Abstract
THIS charming book consists of thumb-nail sketches of the lives of famous men of science, and is well illustrated with portraits and with facsimiles of autograph letters. Physicians, physicists, chemists, and others all find a place, and the true internationalism of science is reflected in the catholic nature of Prof. Darmstaedter's gallery. Biographical details have a perennial interest, and in the present instance many of them are new, or at least not generally known. One of the most interesting sections deals with the men who were responsible for “the error of phlogiston and its overthrow,” namely, Stahl, Black, Marggraf, Priestley, Scheele, and Lavoisier, though microscopists will derive equal enjoyment from the sketches of Leeuwenhoek, Redi, and Ehrenberg, and physicists from the sympathetic insight into the minds of Gilbert, Guericke, von Kleist, Galvani, Volta, and Ohm.
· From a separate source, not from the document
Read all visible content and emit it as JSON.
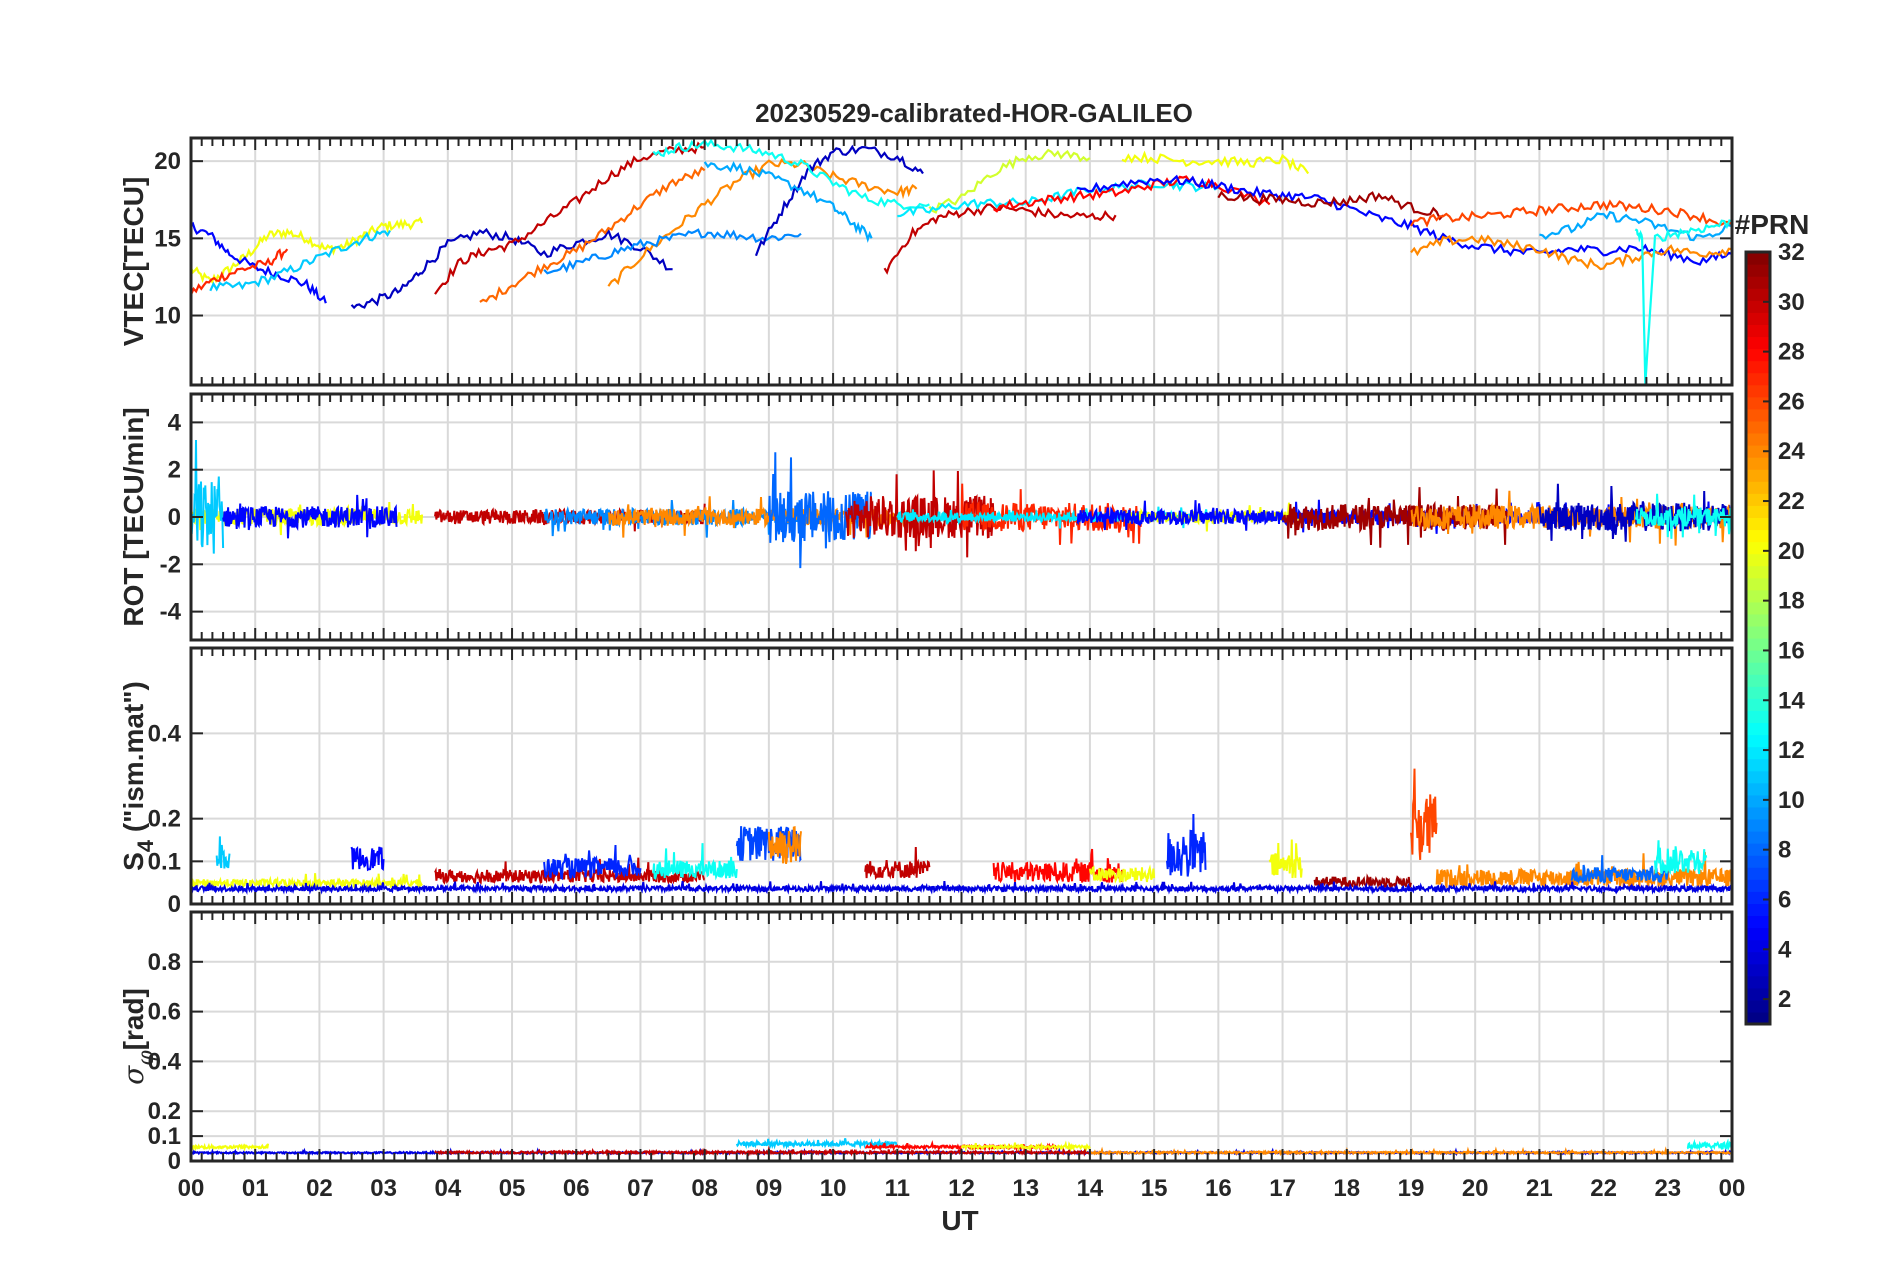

Prof. Darmstaedter says that the compilation of this book has brightened his life during the last two years, and he may be assured that the wish he expresses—that his readers may get as much enjoyment from it as he has done—will be fulfilled. If we ourselves may express a wish, it is that he may live long and give us more books of the same kind.
Naturforscher und Erfinder: Biographische Miniaturen.
Von Prof. Dr. Ludwig Darmstaedter. Pp. vii + 182 + 16 Tafeln. (Bielefeld und Leipzig: Velhagen und Klasing, 1926.) n.p.